Now that I have finally manage to extract the last remnants of putrescent green from my plumage, I is popliar again!
Last week I had to suffer the disgust and revulsion of others, as the Color-Removal process failed and rendered my barnet in a shade that repulsed everyone.
But now, an emergency bleaching later, and everyone LOVES me again!
Went into Starbucks, and one of the serving wenches went on and on about my follicular display of brilliance!
And then, when I went to pick up my Gingybread Latté, one of my Pretties out of the blue muttered:
"£85 for full head"
Whoah! I knew Starbucks were a bit stingy on taxes, but I didn't realise their wages paid so low that Barista Babes were supplementing their income by going on the game, and offering their favourite customer cappuchino fellatio of a morning!
But £85 to play the pink oboe though? I'm not familiar with these so-called Ladies Of The Night, but that seems a bit steep to me. Perhaps it's the risk of being a Lady Of The Early Dawn And A Quick Gobble In The Disabled Bogs that hikes up the prices?
Anyhoo, as it turned out she was thinking about dyeing her hair, and was discussing prices with the other serving wench.
So good job I didn't ask for her full price list!
And what is it with fabulous hair and trolls? A pretty little squirrel sent me a link to this image:
Credit where credit's due this guys hair is officially more awesome than mine! |
"Photoshopped!"
"How did u do that?"
"WTF? That's dumb"
"PHOTOSHOP you dumass turdz!"
Usually by generic gormsters with crap hair, no individuality, and not a jot of interest about them, so they have to make retarded comments announcing that they are so thick, they can't (a) recognize hair and (b) can't fathom out how people can cut hair, let alone dye it!
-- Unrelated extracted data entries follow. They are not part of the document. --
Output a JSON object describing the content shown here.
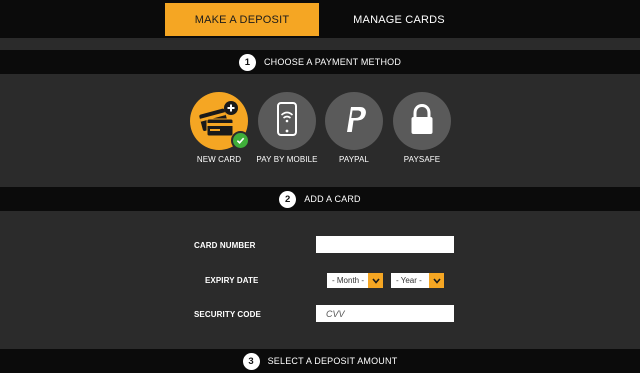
{
  "tabs": {
    "make_deposit": "MAKE A DEPOSIT",
    "manage_cards": "MANAGE CARDS"
  },
  "steps": [
    {
      "number": "1",
      "title": "CHOOSE A PAYMENT METHOD"
    },
    {
      "number": "2",
      "title": "ADD A CARD"
    },
    {
      "number": "3",
      "title": "SELECT A DEPOSIT AMOUNT"
    }
  ],
  "payment_methods": [
    {
      "label": "NEW CARD",
      "icon": "credit-card-add-icon",
      "selected": true
    },
    {
      "label": "PAY BY MOBILE",
      "icon": "mobile-phone-wifi-icon",
      "selected": false
    },
    {
      "label": "PAYPAL",
      "icon": "paypal-icon",
      "selected": false
    },
    {
      "label": "PAYSAFE",
      "icon": "padlock-icon",
      "selected": false
    }
  ],
  "card_form": {
    "card_number_label": "CARD NUMBER",
    "card_number_value": "",
    "expiry_label": "EXPIRY DATE",
    "month_value": "- Month -",
    "year_value": "- Year -",
    "security_label": "SECURITY CODE",
    "security_placeholder": "CVV"
  },
  "colors": {
    "accent": "#f5a623",
    "bar": "#0b0b0b",
    "panel": "#2b2b2b",
    "icon_bg": "#5a5a5a",
    "check": "#3fae3a"
  }
}
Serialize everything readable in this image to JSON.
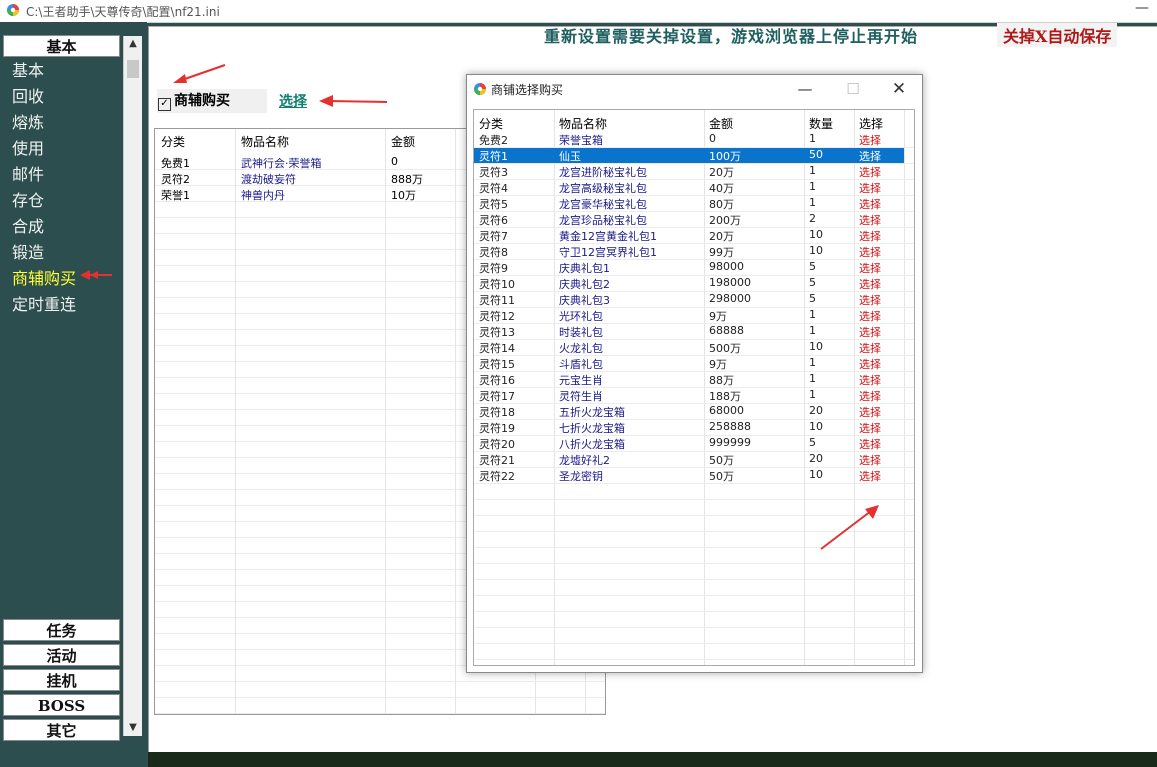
{
  "window": {
    "title": "C:\\王者助手\\天尊传奇\\配置\\nf21.ini",
    "minimize_glyph": "—"
  },
  "sidebar": {
    "top_group": "基本",
    "items": [
      {
        "label": "基本"
      },
      {
        "label": "回收"
      },
      {
        "label": "熔炼"
      },
      {
        "label": "使用"
      },
      {
        "label": "邮件"
      },
      {
        "label": "存仓"
      },
      {
        "label": "合成"
      },
      {
        "label": "锻造"
      },
      {
        "label": "商辅购买",
        "active": true
      },
      {
        "label": "定时重连"
      }
    ],
    "bottom_groups": [
      "任务",
      "活动",
      "挂机",
      "BOSS",
      "其它"
    ]
  },
  "notice": {
    "text": "重新设置需要关掉设置，游戏浏览器上停止再开始",
    "save_text": "关掉X自动保存"
  },
  "shop": {
    "checkbox_label": "商辅购买",
    "checked": true,
    "select_link": "选择"
  },
  "main_table": {
    "headers": [
      "分类",
      "物品名称",
      "金额"
    ],
    "rows": [
      {
        "cat": "免费1",
        "name": "武神行会·荣誉箱",
        "price": "0"
      },
      {
        "cat": "灵符2",
        "name": "渡劫破妄符",
        "price": "888万"
      },
      {
        "cat": "荣誉1",
        "name": "神兽内丹",
        "price": "10万"
      }
    ]
  },
  "dialog": {
    "title": "商铺选择购买",
    "buttons": {
      "min": "—",
      "max": "☐",
      "close": "✕"
    },
    "headers": [
      "分类",
      "物品名称",
      "金额",
      "数量",
      "选择"
    ],
    "selected_index": 1,
    "rows": [
      {
        "cat": "免费2",
        "name": "荣誉宝箱",
        "price": "0",
        "qty": "1",
        "sel": "选择"
      },
      {
        "cat": "灵符1",
        "name": "仙玉",
        "price": "100万",
        "qty": "50",
        "sel": "选择"
      },
      {
        "cat": "灵符3",
        "name": "龙宫进阶秘宝礼包",
        "price": "20万",
        "qty": "1",
        "sel": "选择"
      },
      {
        "cat": "灵符4",
        "name": "龙宫高级秘宝礼包",
        "price": "40万",
        "qty": "1",
        "sel": "选择"
      },
      {
        "cat": "灵符5",
        "name": "龙宫豪华秘宝礼包",
        "price": "80万",
        "qty": "1",
        "sel": "选择"
      },
      {
        "cat": "灵符6",
        "name": "龙宫珍品秘宝礼包",
        "price": "200万",
        "qty": "2",
        "sel": "选择"
      },
      {
        "cat": "灵符7",
        "name": "黄金12宫黄金礼包1",
        "price": "20万",
        "qty": "10",
        "sel": "选择"
      },
      {
        "cat": "灵符8",
        "name": "守卫12宫冥界礼包1",
        "price": "99万",
        "qty": "10",
        "sel": "选择"
      },
      {
        "cat": "灵符9",
        "name": "庆典礼包1",
        "price": "98000",
        "qty": "5",
        "sel": "选择"
      },
      {
        "cat": "灵符10",
        "name": "庆典礼包2",
        "price": "198000",
        "qty": "5",
        "sel": "选择"
      },
      {
        "cat": "灵符11",
        "name": "庆典礼包3",
        "price": "298000",
        "qty": "5",
        "sel": "选择"
      },
      {
        "cat": "灵符12",
        "name": "光环礼包",
        "price": "9万",
        "qty": "1",
        "sel": "选择"
      },
      {
        "cat": "灵符13",
        "name": "时装礼包",
        "price": "68888",
        "qty": "1",
        "sel": "选择"
      },
      {
        "cat": "灵符14",
        "name": "火龙礼包",
        "price": "500万",
        "qty": "10",
        "sel": "选择"
      },
      {
        "cat": "灵符15",
        "name": "斗盾礼包",
        "price": "9万",
        "qty": "1",
        "sel": "选择"
      },
      {
        "cat": "灵符16",
        "name": "元宝生肖",
        "price": "88万",
        "qty": "1",
        "sel": "选择"
      },
      {
        "cat": "灵符17",
        "name": "灵符生肖",
        "price": "188万",
        "qty": "1",
        "sel": "选择"
      },
      {
        "cat": "灵符18",
        "name": "五折火龙宝箱",
        "price": "68000",
        "qty": "20",
        "sel": "选择"
      },
      {
        "cat": "灵符19",
        "name": "七折火龙宝箱",
        "price": "258888",
        "qty": "10",
        "sel": "选择"
      },
      {
        "cat": "灵符20",
        "name": "八折火龙宝箱",
        "price": "999999",
        "qty": "5",
        "sel": "选择"
      },
      {
        "cat": "灵符21",
        "name": "龙墟好礼2",
        "price": "50万",
        "qty": "20",
        "sel": "选择"
      },
      {
        "cat": "灵符22",
        "name": "圣龙密钥",
        "price": "50万",
        "qty": "10",
        "sel": "选择"
      }
    ]
  },
  "colors": {
    "sidebar_bg": "#2c4e4e",
    "active_nav": "#ffff33",
    "select_red": "#d01010",
    "item_name_blue": "#1a1a8a",
    "selected_row": "#0a74cc",
    "arrow_red": "#e63030"
  }
}
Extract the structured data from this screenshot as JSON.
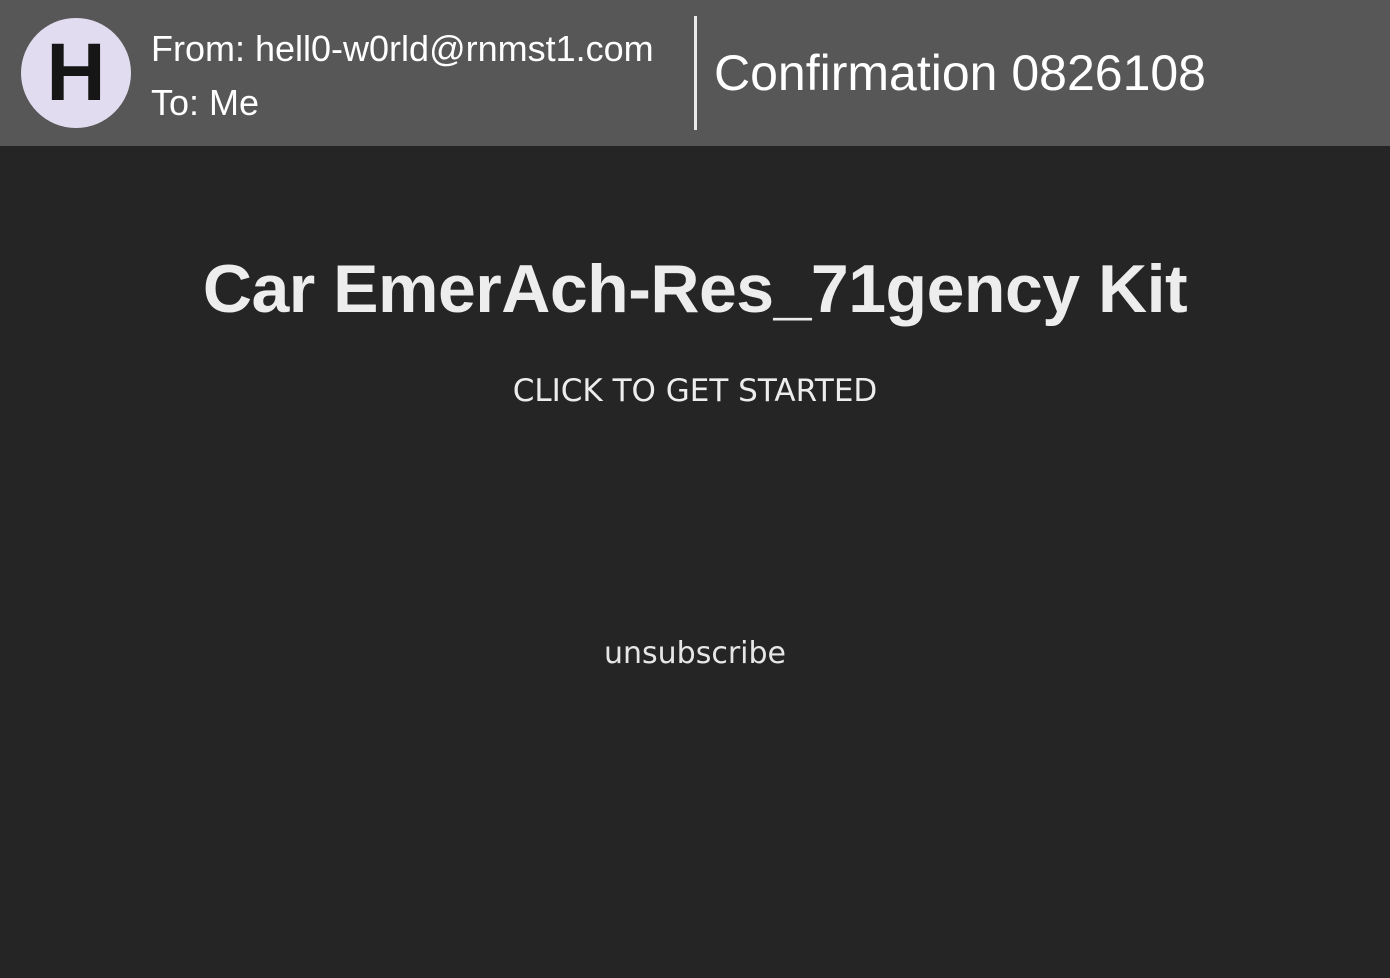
{
  "header": {
    "avatar_letter": "H",
    "from": "From: hell0-w0rld@rnmst1.com",
    "to": "To: Me",
    "subject": "Confirmation 0826108"
  },
  "body": {
    "title": "Car EmerAch-Res_71gency Kit",
    "cta": "CLICK TO GET STARTED",
    "unsubscribe": "unsubscribe"
  },
  "colors": {
    "header_bg": "#575757",
    "body_bg": "#252525",
    "avatar_bg": "#e2dcf0",
    "text": "#ffffff"
  }
}
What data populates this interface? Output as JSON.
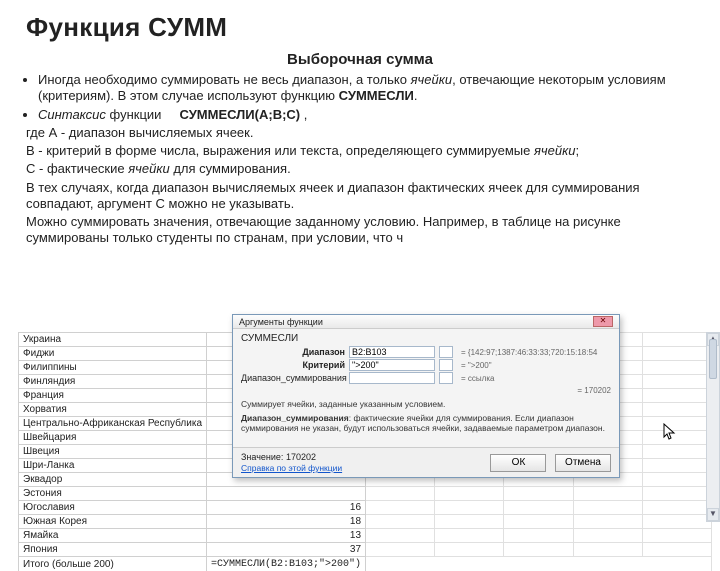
{
  "title": "Функция СУММ",
  "subtitle": "Выборочная сумма",
  "bullet1_a": "Иногда необходимо суммировать не весь диапазон, а только ",
  "bullet1_em": "ячейки",
  "bullet1_b": ", отвечающие некоторым условиям (критериям). В этом случае используют функцию ",
  "bullet1_bold": "СУММЕСЛИ",
  "bullet1_c": ".",
  "bullet2_a_em": "Синтаксис",
  "bullet2_a": " функции     ",
  "bullet2_bold": "СУММЕСЛИ(А;В;С)",
  "bullet2_b": " ,",
  "lineA": "где А - диапазон вычисляемых ячеек.",
  "lineB_a": "В - критерий в форме числа, выражения или текста, определяющего суммируемые ",
  "lineB_em": "ячейки",
  "lineB_b": ";",
  "lineC_a": "С - фактические ",
  "lineC_em": "ячейки",
  "lineC_b": " для суммирования.",
  "para1": "В тех случаях, когда диапазон вычисляемых ячеек и диапазон фактических ячеек для суммирования совпадают, аргумент С можно не указывать.",
  "para2": "Можно суммировать значения, отвечающие заданному условию. Например, в таблице на рисунке суммированы только студенты по странам, при условии, что ч",
  "sheet": {
    "rows": [
      {
        "country": "Украина",
        "val": ""
      },
      {
        "country": "Фиджи",
        "val": ""
      },
      {
        "country": "Филиппины",
        "val": ""
      },
      {
        "country": "Финляндия",
        "val": ""
      },
      {
        "country": "Франция",
        "val": ""
      },
      {
        "country": "Хорватия",
        "val": ""
      },
      {
        "country": "Центрально-Африканская Республика",
        "val": ""
      },
      {
        "country": "Швейцария",
        "val": ""
      },
      {
        "country": "Швеция",
        "val": ""
      },
      {
        "country": "Шри-Ланка",
        "val": ""
      },
      {
        "country": "Эквадор",
        "val": ""
      },
      {
        "country": "Эстония",
        "val": ""
      },
      {
        "country": "Югославия",
        "val": "16"
      },
      {
        "country": "Южная Корея",
        "val": "18"
      },
      {
        "country": "Ямайка",
        "val": "13"
      },
      {
        "country": "Япония",
        "val": "37"
      }
    ],
    "total_label": "Итого (больше 200)",
    "formula": "=СУММЕСЛИ(B2:B103;\">200\")"
  },
  "dialog": {
    "title": "Аргументы функции",
    "func": "СУММЕСЛИ",
    "args": [
      {
        "label": "Диапазон",
        "val": "B2:B103",
        "eval": "= {142:97;1387:46:33:33;720:15:18:54"
      },
      {
        "label": "Критерий",
        "val": "\">200\"",
        "eval": "= \">200\""
      },
      {
        "label": "Диапазон_суммирования",
        "val": "",
        "eval": "= ссылка"
      }
    ],
    "preview": "= 170202",
    "hint_lead": "Суммирует ячейки, заданные указанным условием.",
    "hint_bold": "Диапазон_суммирования",
    "hint_rest": ": фактические ячейки для суммирования. Если диапазон суммирования не указан, будут использоваться ячейки, задаваемые параметром диапазон.",
    "result_label": "Значение:",
    "result": "170202",
    "help": "Справка по этой функции",
    "ok": "ОК",
    "cancel": "Отмена"
  }
}
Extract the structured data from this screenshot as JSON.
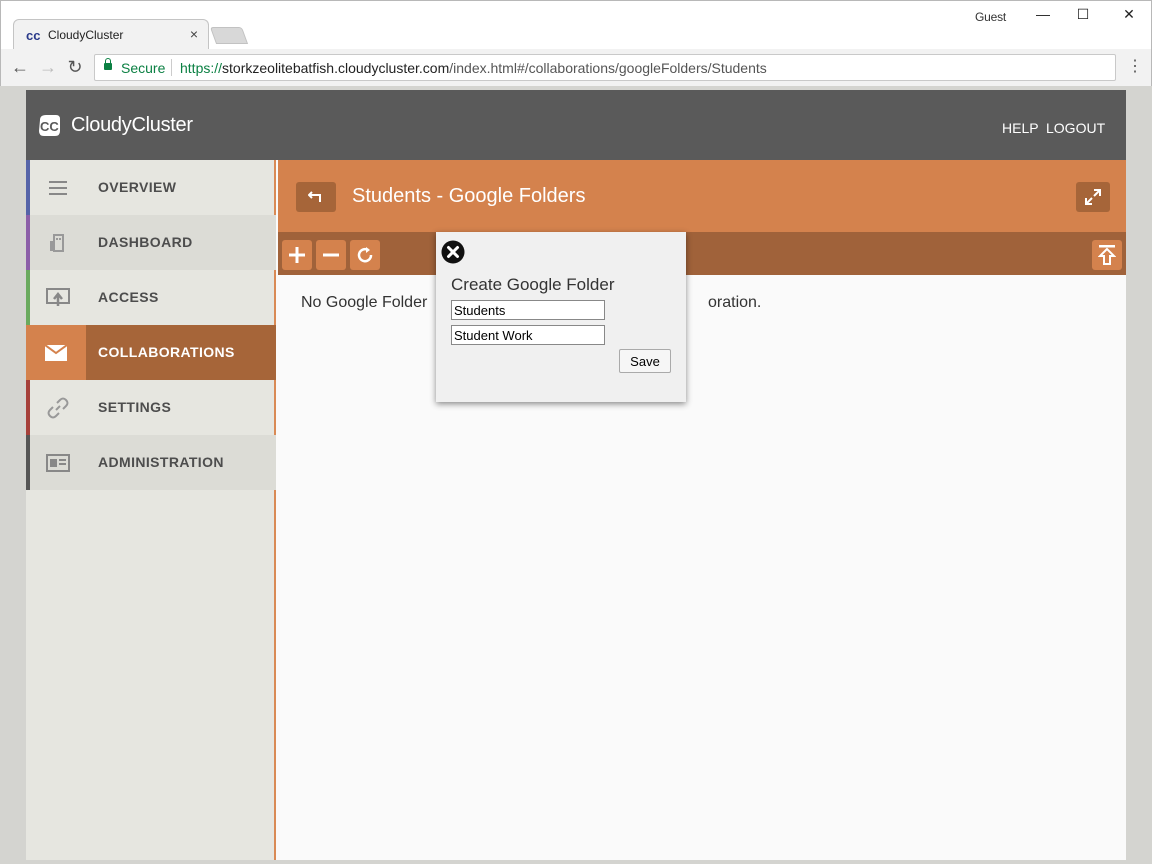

I've actually seen this bloke in Norwich City Centre in HMV. Or if not him, someone with the same haircut, albeit without the mohican then, just the black lizard.
It's an easy cut to do, so no need for photoshopping, let along ask how it's done.
But, for the twatarse illiterati out there, this is how the hair is done.
1) With an electric razor, the sides are shaved down to a number 1/2 cut, leaving the centre long.
2) Take one of them "pen" shavers - the ones that shave them tramlines into the sides of gansta rapperz, and shave out the body & feet.
3) Bleach the mohican with lightening bleach from Boots, Superdrug or Savers
4) Apply colored dye in layers, also from Boots, Superdrug or Savers. Or Rock Shops, where they have fluorescent dyes (the hair above uses 5 colors).
5) Use gel/mouse to keep the mohawk "spine" vertical
6) Tease the front by curling it back, and attach a couple of eyes from a craft shop.
It's not rocket science! I could have this haircut next...
...but I won't as I'm decolorizing coz I need to be all Tim Burtony Black & White of barnet in March! After THAT, I may go for David Ice Reptillian Barnet.
Photoshopped/How Do You Do It indeed! Wot a bunch of gobshites!